Dr Christian Jessen, the seat-wettingly buff GP from TV programme “Embarrassing Illnesses” is to front a new channel four programme called ‘Embarrassing Bodies When Compared to Mine’ which is due to air in the autumn.
In addition to the medical advice for taboo conditions offered on the original programme, the new show will also feature more direct comparisons between Dr Jessen’s well chiseled abs and the bodies of the lazy chubsters who attend the clinic.
‘It’s about removing the stigma of embarrassing but very common complaints by saying “It is ok to speak about your gunky bits”, explains Dr Christian. “But it is also about raising awareness of obesity and saying “What’s with the tits, fatty?!”
Patients lucky enough to have a suitably wince-inducing condition will be subject to a full medical health check as normal, but now, as senior producer explained, “male candidates will be offered a full bra fitting from one of our specialist ‘moob-measurers’ and offered help in reducing their weight such as dietary advice, gynaecomastic surgery and the sight of their wife being humped by Dr Christian.”

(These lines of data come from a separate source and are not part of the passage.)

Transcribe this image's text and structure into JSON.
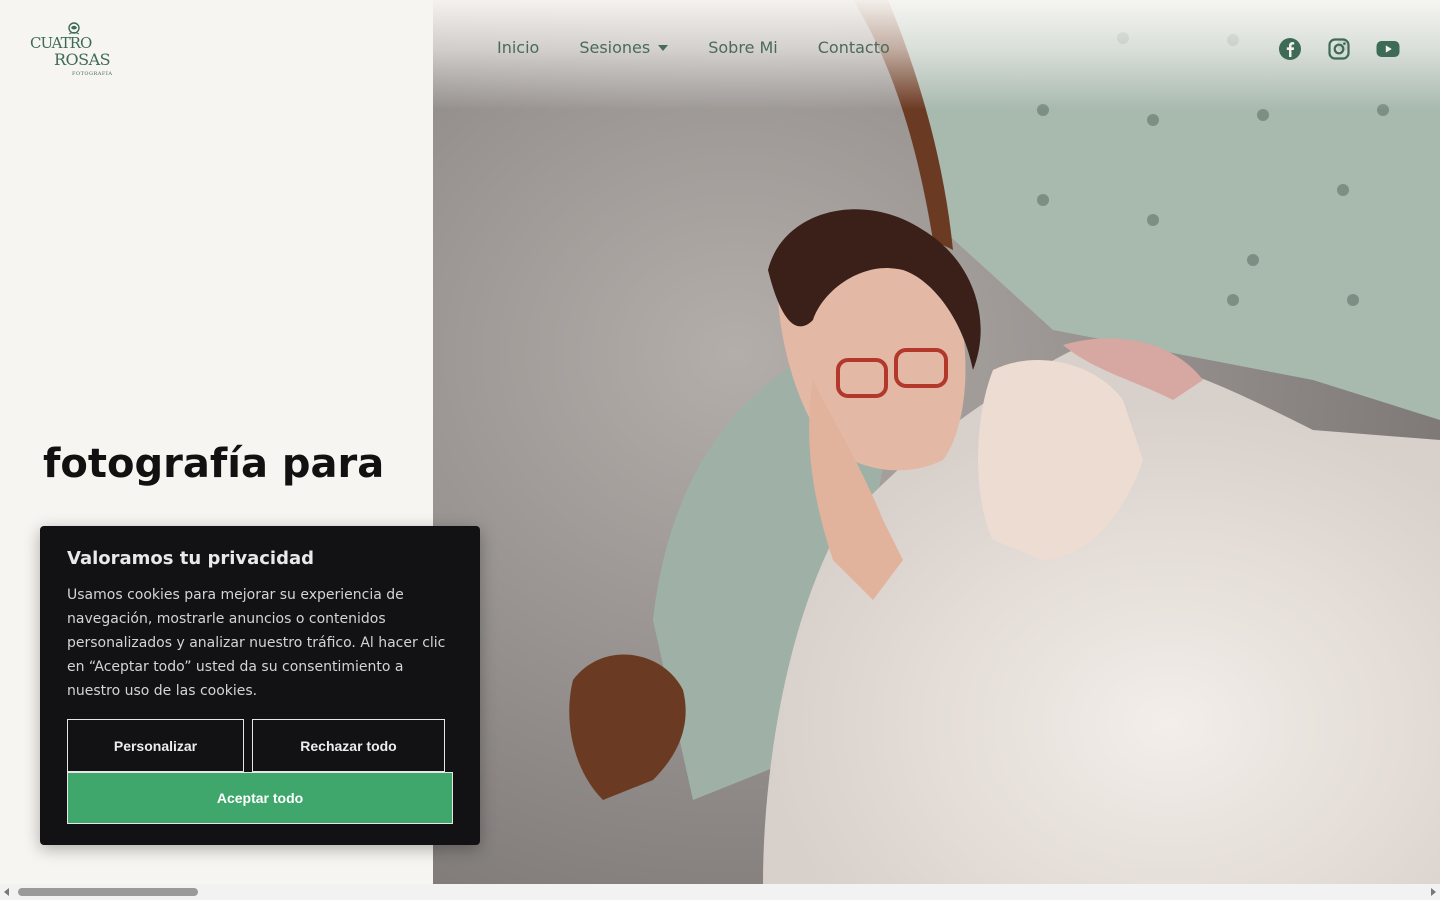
{
  "brand": {
    "logo_line1": "CUATRO",
    "logo_line2": "ROSAS",
    "logo_line3": "FOTOGRAFÍA",
    "color": "#3d6b55"
  },
  "nav": {
    "items": [
      {
        "label": "Inicio"
      },
      {
        "label": "Sesiones",
        "has_dropdown": true
      },
      {
        "label": "Sobre Mi"
      },
      {
        "label": "Contacto"
      }
    ]
  },
  "social": [
    {
      "icon": "facebook-icon"
    },
    {
      "icon": "instagram-icon"
    },
    {
      "icon": "youtube-icon"
    }
  ],
  "hero": {
    "headline_bold": "fotografía",
    "headline_rest": " para"
  },
  "cookie_banner": {
    "title": "Valoramos tu privacidad",
    "text": "Usamos cookies para mejorar su experiencia de navegación, mostrarle anuncios o contenidos personalizados y analizar nuestro tráfico. Al hacer clic en “Aceptar todo” usted da su consentimiento a nuestro uso de las cookies.",
    "customize_label": "Personalizar",
    "reject_label": "Rechazar todo",
    "accept_label": "Aceptar todo",
    "accept_color": "#3fa76c"
  }
}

Critics have long accused producers of exploiting those who are unwell for the sake of viewing figures and with Guardian columnist Nick Cohen accusing the producers of the new programme of “merely reinforcing unrealistic stereotypes of masculinity and ignoring the nuanced modern understanding of manhood, chebs and all.”
However, Dr Christian refused to apologise for the programme’s painful approach to obesity, stating that “obesity is at epidemic levels in Britain and it is the biggest threat to the people of the United Kingdom; we refuse to be wobble like a pair of baps in the face of criticism from a load of over-sensitive mingers with hairy puppies.”
Moreover, the programme has been praised for promoting health-awareness and there have been suggestions that the show provides vital research in the battle to cure chronic conditions after an episode of “Loose Women” featuring Dr Christian had to be halted because all four presenters back-tracked through the menopause and slid off their seats.